The folded and faulted rocks along the
Potomac River in Virginia indicate extreme metamorphism and complex geology.
New research indicates that conventional thinking about the timing of the building
of the Appalachian Mountains may be incorrect. Image copyright Gary P. Fleming.
All three mountain-building, or orogenic, events that were believed to have
shaped the entire Appalachian chain occurred during the Paleozoic period. According
to conventional wisdom, the Appalachians first started forming some 480 million
years ago, as continents and land masses collided. The mountains then eroded
away when the area was covered with a vast sea, only to rise again 400 to 350
million years ago, when plates recollided, with more erosion to follow.
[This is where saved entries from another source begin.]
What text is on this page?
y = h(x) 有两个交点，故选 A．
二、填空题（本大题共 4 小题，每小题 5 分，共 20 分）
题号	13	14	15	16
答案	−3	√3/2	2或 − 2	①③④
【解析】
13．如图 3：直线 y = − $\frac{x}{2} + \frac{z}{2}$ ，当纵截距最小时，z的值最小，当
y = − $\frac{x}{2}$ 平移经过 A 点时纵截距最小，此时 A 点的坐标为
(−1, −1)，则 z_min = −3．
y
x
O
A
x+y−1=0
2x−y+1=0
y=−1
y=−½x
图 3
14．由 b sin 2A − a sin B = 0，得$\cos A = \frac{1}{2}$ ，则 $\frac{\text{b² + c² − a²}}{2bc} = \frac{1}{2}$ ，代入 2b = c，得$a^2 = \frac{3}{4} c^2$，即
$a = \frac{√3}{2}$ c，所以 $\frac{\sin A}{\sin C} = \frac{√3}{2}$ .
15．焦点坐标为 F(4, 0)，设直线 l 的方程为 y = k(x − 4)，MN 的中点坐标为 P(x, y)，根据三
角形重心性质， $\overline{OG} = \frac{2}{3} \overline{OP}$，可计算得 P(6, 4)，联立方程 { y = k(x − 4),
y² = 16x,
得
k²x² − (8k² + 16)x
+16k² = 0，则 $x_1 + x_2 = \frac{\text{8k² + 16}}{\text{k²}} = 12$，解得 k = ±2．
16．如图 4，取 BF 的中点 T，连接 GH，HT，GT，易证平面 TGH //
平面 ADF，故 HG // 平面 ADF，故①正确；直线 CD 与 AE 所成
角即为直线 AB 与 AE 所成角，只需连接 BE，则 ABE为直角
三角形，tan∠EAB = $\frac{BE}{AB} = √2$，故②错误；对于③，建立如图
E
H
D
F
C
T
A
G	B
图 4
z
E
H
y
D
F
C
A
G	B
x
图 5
Around
280 to 265 million years ago, when Pangea began to form, the mountains again
arose, and as blocks of continental crust rode over one another, the areas
rocks underwent intense metamorphism, folding and faulting.
Although this orogenic story has been around for decades, many scientists who
have studied the region knew there was much more to learn. From the 1800s
to the early 1960s, the rocks of the piedmont to the Blue Ridge Mountains were
pretty much called one unit, as they were too complicated to sort out,
says Scott Southworth, a geologist with the U.S. Geological Survey in Reston,
Va. Since the 1960s, scientists have tried to differentiate one formation from
another, but the extreme folds, untraceable faults and severely metamorphosed
rocks have made it difficult, he says. Hoping to figure out the complicated
heating and cooling history of the eastern portion of the Appalachians, Southworth,
Michael Kunk and colleagues examined rocks along the Potomac River from western
Virginia to Washington, D.C., as they reported in the September GSA Bulletin.
They mapped the rocks and faults, and Kunk took samples back to a lab in Denver
for isotopic dating.
The researchers analyzed 24 rock samples primarily using argon age-spectrum
dating. The isotopic studies enabled Southworth and colleagues to differentiate
rock formations within the Potomac terrane a belt of folded and faulted
rocks stretching from Pennsylvania to central Virginia even ones that
looked exactly the same. They also could now separate out rocks that underwent
anomalously high-temperature and high-pressure periods. The results suggest
that instead of three separate events that equally affected the mountain chain,
this part of the Appalachians began growing in the Ordovician 480 million years
ago, with periods of activity until 300 million years ago at least, Southworth
says.
Furthermore, although all three orogenic events can be demonstrated somewhere
along the mountain chain, they appear not to have occurred everywhere,
he says. During the last 300-plus million years, significant deformation and
metamorphism occurred, both on a smaller regional scale and on the larger scale.
I think theyre quite right to point out that the history is quite
complex
and their research is a good contribution, says George
Fisher, a geologist at Johns Hopkins University in Maryland, who started this
discussion in 1963. And, he says, the basic age for the Appalachians, especially
in the mid-Atlantic, is likely Ordovician with continuous deformation through
the Triassic. On the other hand, he says, Im not sure that tectonic
schemes developed for one region of the Appalachians apply to another.
Nonetheless, Fisher says, Southworth and colleagues have presented important
new information that will help in creating a coherent regional picture.
Further isotopic dating, he says, especially using lead-uranium isotopes, would
help to pin down more exactly the history of this complex region.